Boolean operators may be in upper or lower case.

Iran and Iraq

Iran or Iraq

Iran not Iraq

With both Iran and Iraq in it


With either Iran or Iraq in it


With Iran in it but not Iraq

To look for an exact match for a multi-term phrase enclose all terms in quotation marks.

"Iran and Iraq"

With exact phrase "Iran and Iraq" in it.


To connect a multi-term phrase to another search term via Boolean connecter use quotation marks.

"Iran Contra" AND Iraq

With phrase Iran Contra and the term Iraq in it.



To find a document with words NEAR each other use Iran NEAR/5 Iraq to find the phrase with the words Iran and Iraq within 5 words of each other. For example “The southwest corner of Iran about 120 miles from Iraq.”

The default NEAR value is 100 words.

   TIP:  If you use two more more NEAR operators in the same query, they must be separated by a Boolean operator. For example: 

            (Iran NEAR/5 USA) or (China NEAR/5 Taiwan) and (Petroleum NEAR/3 Spot Market)



Brings back results with the letters in parens in caps.  For example,   ALLCAPS(epa)  brings back results with the three letters EPA in all caps. Ensure that there is no space between the ALLCAPS command and the open parens, i.e. ALLCAPS(idea).

Order of Operands

The query builder works from left to right so any Boolean connectors and other operators are read in that order. 

To create a query nesting ORs and ANDs (etc) to your specifications, use parentheses to group complex search phrases connected with Boolean connectors and other operators.

 (("Iran and Iraq") and (USA NEAR/5 China)) or ((Syria NEAR/3 Hezbollah) and ("Russian Arms Supplies"))

This query asks for documents that have satisfied the conditions in first double parentheses OR have satisfied the conditions within the second set of double parentheses.

Searching for Proper Names

Names may be listed in publications either last name, first name, or first name last name. Follow the guidelines below to obtain the best results when you are searching for a proper name within ProQuest® Congressional:


Searching for first name and last name - middle initial unknown  (first name  NEAR/3 last name)

Example:  To find documents referring to Robert Smith, use this search: (Robert NEAR/3 Smith)

This method ensures comprehensive results and includes variations such as Robert J. Smith; Robert B. Smith;   Robert James Smith; and Smith, Robert J.   (Note:  the middle initial is not specified so could be any letter of the alphabet).


Searching for first name and last name - middle initial known  (first name OR first initial NEAR/3 last name)

Example:  To find documents referring to Mary Jones, use this search: (mary OR m NEAR/3 jones)

This method ensures comprehensive results and includes variations such as Mary J. Jones; M. J. Jones; Mary Jane Jones; Jones, Mary J.; and Jones, M. J.


Some names searched using this pattern will yield irrelevant references in the search results. When this happens,  add additional search terms to decrease the likelihood of irrelevant results.

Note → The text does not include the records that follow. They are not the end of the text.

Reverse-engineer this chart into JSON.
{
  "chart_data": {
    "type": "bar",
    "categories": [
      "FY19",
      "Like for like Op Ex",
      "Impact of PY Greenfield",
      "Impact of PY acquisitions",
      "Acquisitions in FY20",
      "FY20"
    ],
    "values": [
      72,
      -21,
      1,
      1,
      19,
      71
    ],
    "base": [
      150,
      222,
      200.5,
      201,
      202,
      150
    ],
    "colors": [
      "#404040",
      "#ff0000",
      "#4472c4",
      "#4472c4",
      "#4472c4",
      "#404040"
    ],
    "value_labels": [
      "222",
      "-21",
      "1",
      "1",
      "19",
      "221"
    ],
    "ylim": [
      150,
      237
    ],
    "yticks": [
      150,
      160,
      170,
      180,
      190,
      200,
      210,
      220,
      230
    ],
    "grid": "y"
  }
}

For example, if Mary Jones is a CPA, you could use this search:

(Mary OR M NEAR/3 Jones AND CPA OR C.P.A. OR accountant)

The order of last name and first name may differ. For example, to find documents that contain "R Smith" and "Smith, R", use a proximity connector like NEAR/n.

smith NEAR/2

The presentation of multiple initials may differ. For example: rj smith

would find RJ Smith but not R.J. Smith (with periods) or R J Smith (with spaces). To find all possibilities, use an OR connector:

(rj OR r j OR r.j NEAR/3 smith)

Note: The product interprets the periods in initials as blank spaces.

  • A name may be given with or without middle initials.

    To find articles by Raymond Smith, Raymond J. Smith and Raymond J. A. Smith, use a proximity connector like NEAR/n:

    (raymond NEAR/3 smith)

  • To account for all the possible combinations of name presentation, we recommend a combination of techniques. To find all of the above examples, you could use:

    (smith NEAR/3 ray! OR r)

The Advanced Search form offers an option that assists users in searching for witness names. Select "witness" from the drop-down list and two boxes will display: Last Name and First Name. The search will automatically process the first and last names entered in the separate boxes as a "name NEAR/3 name" search.